This is a particularly convincing image: drones and chanter in proportion to each other and the piper, lower hand finger joints over the chanter holes, ac- curate detail like the mounts and the flared chanter sole found on older Border chanters. The piper too has the look of a real person drawn from life, with more facial detail than the other figures and a carefully drawn club foot - before modern welfare systems many professional street musicians were disabled. After much discussion we came to the conclusion that these pictures were probably painted in south-east England around the 1680s and that’s pretty much where the story has stayed till now.

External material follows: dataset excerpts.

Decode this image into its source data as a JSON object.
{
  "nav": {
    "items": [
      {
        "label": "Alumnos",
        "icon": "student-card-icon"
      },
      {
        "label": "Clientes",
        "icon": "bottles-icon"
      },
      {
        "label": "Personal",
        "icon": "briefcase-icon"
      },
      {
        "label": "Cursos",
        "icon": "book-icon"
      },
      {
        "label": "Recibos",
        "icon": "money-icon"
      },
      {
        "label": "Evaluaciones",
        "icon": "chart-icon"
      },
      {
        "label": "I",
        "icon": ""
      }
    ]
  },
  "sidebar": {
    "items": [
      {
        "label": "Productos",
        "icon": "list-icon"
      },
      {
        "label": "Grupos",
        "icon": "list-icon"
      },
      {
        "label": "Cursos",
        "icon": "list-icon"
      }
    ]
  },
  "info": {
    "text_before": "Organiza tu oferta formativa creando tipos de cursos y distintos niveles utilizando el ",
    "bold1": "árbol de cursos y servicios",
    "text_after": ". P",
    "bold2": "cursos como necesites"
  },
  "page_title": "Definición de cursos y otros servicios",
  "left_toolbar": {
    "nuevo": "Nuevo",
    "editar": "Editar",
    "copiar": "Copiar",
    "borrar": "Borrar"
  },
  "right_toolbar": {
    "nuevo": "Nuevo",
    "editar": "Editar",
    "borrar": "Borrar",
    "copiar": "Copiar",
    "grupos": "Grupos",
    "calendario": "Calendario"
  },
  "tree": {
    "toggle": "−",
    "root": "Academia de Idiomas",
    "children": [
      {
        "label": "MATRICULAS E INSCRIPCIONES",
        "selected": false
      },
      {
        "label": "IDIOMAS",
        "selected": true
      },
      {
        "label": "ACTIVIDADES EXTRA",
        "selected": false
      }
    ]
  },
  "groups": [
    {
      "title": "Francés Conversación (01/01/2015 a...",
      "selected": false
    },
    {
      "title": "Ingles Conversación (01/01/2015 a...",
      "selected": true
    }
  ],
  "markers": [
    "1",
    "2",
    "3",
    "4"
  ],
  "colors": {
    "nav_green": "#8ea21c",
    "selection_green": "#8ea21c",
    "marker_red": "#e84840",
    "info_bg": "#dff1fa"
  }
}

In the 17th century the lands of the southern North Sea - southeastern Eng- land and the Low Countries - were in the forefront of developing a new kind of society marked by the development of a mercantile capitalist economy and the rise of a powerful and wealthy middle class. One aspect of this story is that a revolution in art took place in the Low Countries in response to the demands of the expanding middle class. In part this revolution was quantitative: it is estimated that over 1.3 million Dutch paintings were produced between 1640 and 1660 alone. But there was also a qualitative change: these artists began to find new themes, including for the first time a sub-style devoted to portraying the everyday life of ordinary people - what has come to be called “genre” art. Genre painting doesn’t just mark the beginnings of social realism. It also marks the beginnings of the modern cartoon. Both these strands can be seen in the work of the Van Heemskercks, with the son forming an important bridge between his father’s generation and the world of Hogarth and Rowland- son.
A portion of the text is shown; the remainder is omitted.